E hanno amministrato: il piano di mitigazione del rischio idraulico, dieci interventi concreti sui nodi più critici, la videosorveglianza finalmente potenziata con tecnologie IA, il tavolo del distretto tessile riaperto dopo anni di abbandono, il percorso per la Curation Facility rimesso in carreggiata. Tutto in undici mesi. Senza fanfare, senza passerelle, senza proclami.

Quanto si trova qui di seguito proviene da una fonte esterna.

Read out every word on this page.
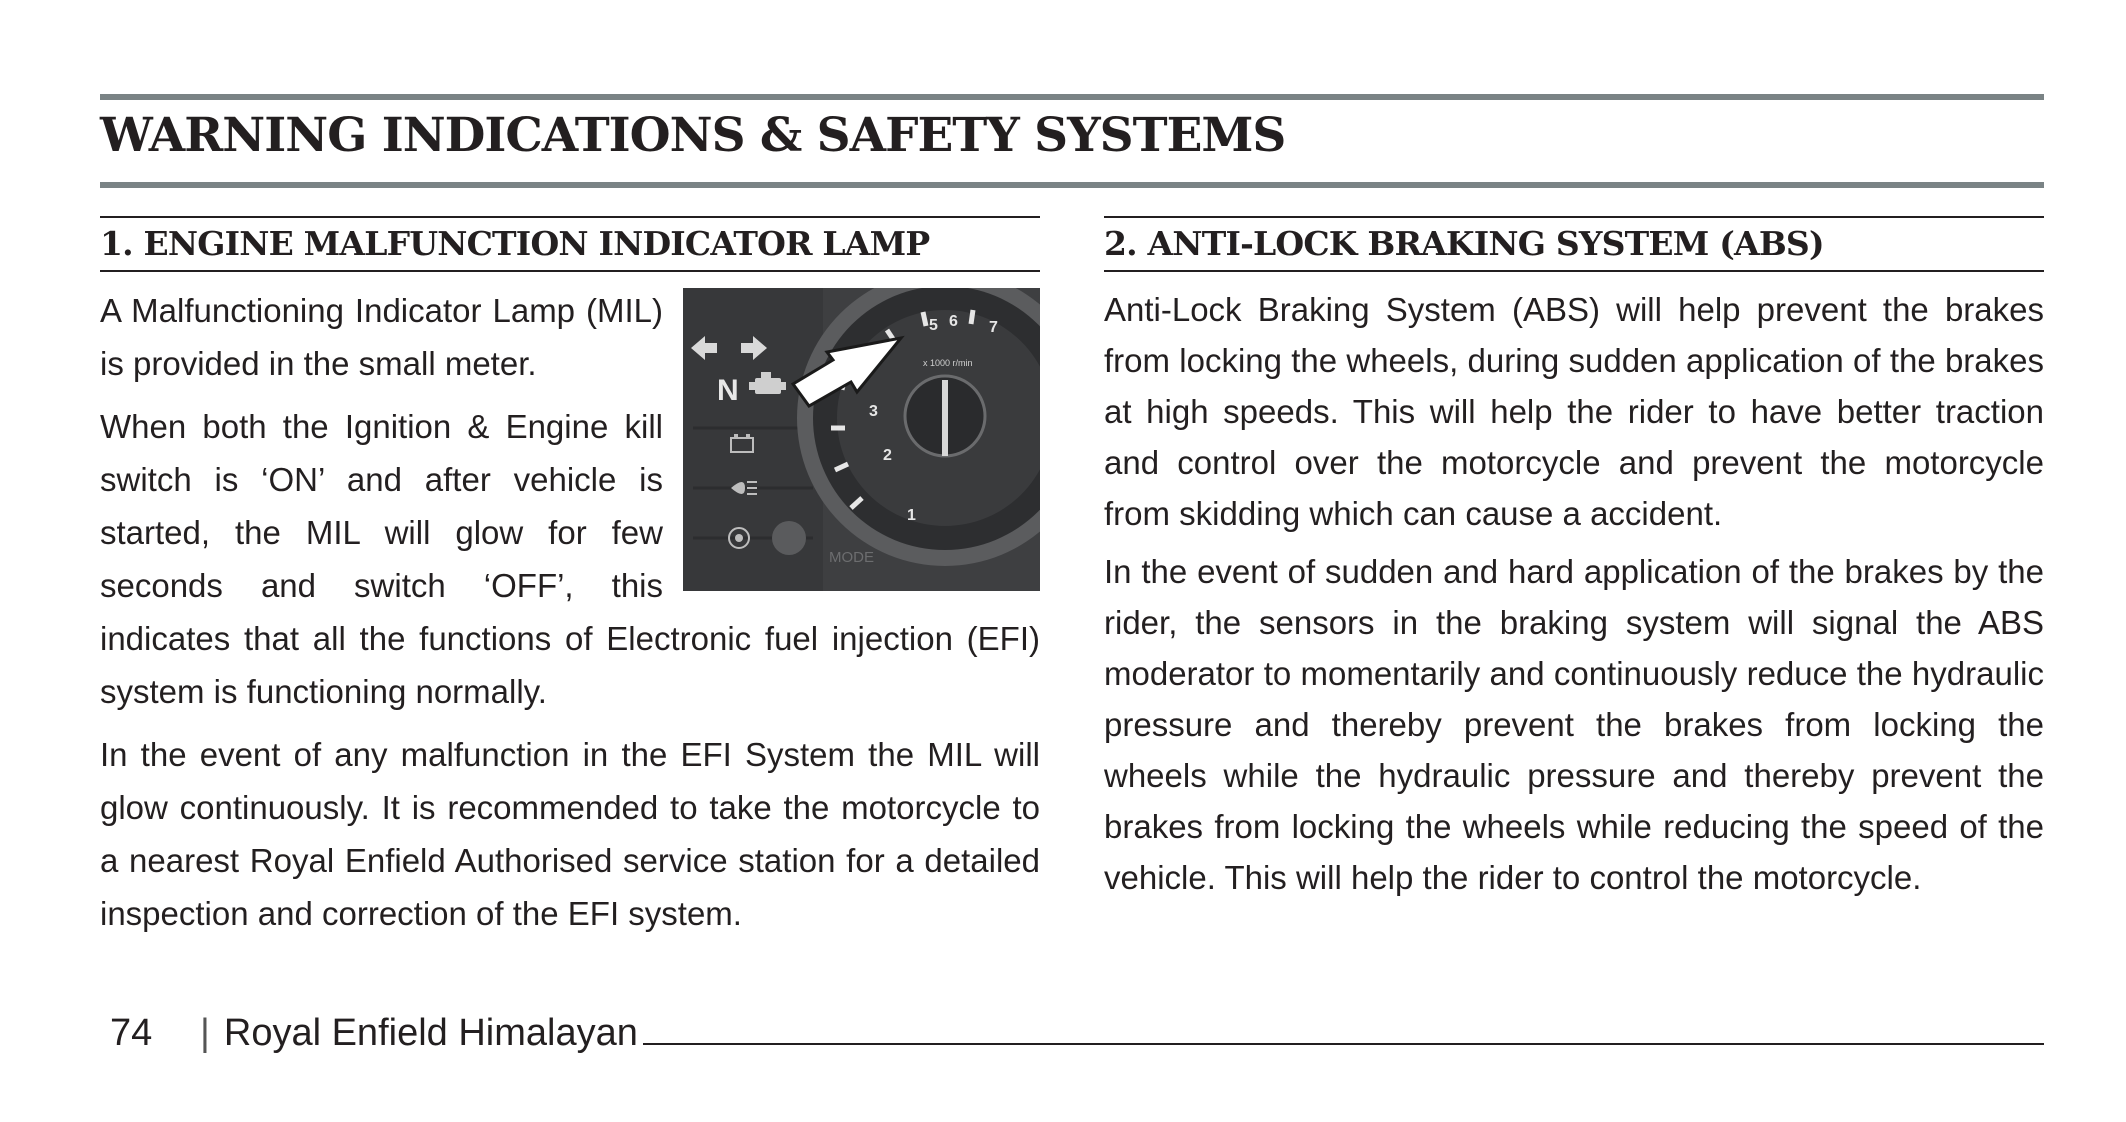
WARNING INDICATIONS & SAFETY SYSTEMS
1. ENGINE MALFUNCTION INDICATOR LAMP
N
MODE
1
2
3
5 6 7
x 1000 r/min

A Malfunctioning Indicator Lamp (MIL) is provided in the small meter.

When both the Ignition & Engine kill switch is ‘ON’ and after vehicle is started, the MIL will glow for few seconds and switch ‘OFF’, this indicates that all the functions of Electronic fuel injection (EFI) system is functioning normally.

In the event of any malfunction in the EFI System the MIL will glow continuously. It is recommended to take the motorcycle to a nearest Royal Enfield Authorised service station for a detailed inspection and correction of the EFI system.

2. ANTI-LOCK BRAKING SYSTEM (ABS)

Anti-Lock Braking System (ABS) will help prevent the brakes from locking the wheels, during sudden application of the brakes at high speeds. This will help the rider to have better traction and control over the motorcycle and prevent the motorcycle from skidding which can cause a accident.

In the event of sudden and hard application of the brakes by the rider, the sensors in the braking system will signal the ABS moderator to momentarily and continuously reduce the hydraulic pressure and thereby prevent the brakes from locking the wheels while the hydraulic pressure and thereby prevent the brakes from locking the wheels while reducing the speed of the vehicle. This will help the rider to control the motorcycle.

74 | Royal Enfield Himalayan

Le saremo riconoscenti a lungo» così Cosimo Zecchi, consigliere comunale di Fratelli d’Italia.
Il punto, però, non è solo quello che Sammartino ha fatto. È quello che la sua presenza ha reso impossibile nascondere.
«Il commissario ha citato Einaudi: bisogna conoscere per deliberare. Bene. Allora conosciamo i fatti. Il rischio idraulico era un tema aperto da anni. La videosorveglianza lacunosa era un problema noto. Gli impianti sportivi sapevamo essere assolutamente inadeguati. Niente di tutto questo era invisibile, era semplicemente scomodo da affrontare. Lo dicevamo da tempo, in aula e fuori, e ci rispondevano con retorica vuota e rinvii» prosegue Zecchi.
Un commissario straordinario, privo di mandato elettorale e con un orizzonte temporale limitato, ha fatto in meno di un anno quello che una giunta eletta non ha fatto in anni. Non è un paradosso: è una condanna. Silenziosa, documentata, inappellabile.
«Sammartino ha apprezzato la laboriosità dei pratesi e la loro capacità di ripresa. Anch’io la apprezzo. Quella laboriosità diventa un metro di paragone per tutta la città. La nuova, vecchia, amministrazione torna al Palazzo Comunale e ci torna con questo metro di paragone. Noi saremo lì, ogni giorno, a ricordarglielo» aggiunge Zecchi.
«Grazie, commissario Sammartino. Ha dimostrato che si poteva fare, che si poteva fare bene e che bastava volerlo. Ed ha dimostrato che l’amore per la città è prima di tutto buona e attenta amministrazione.»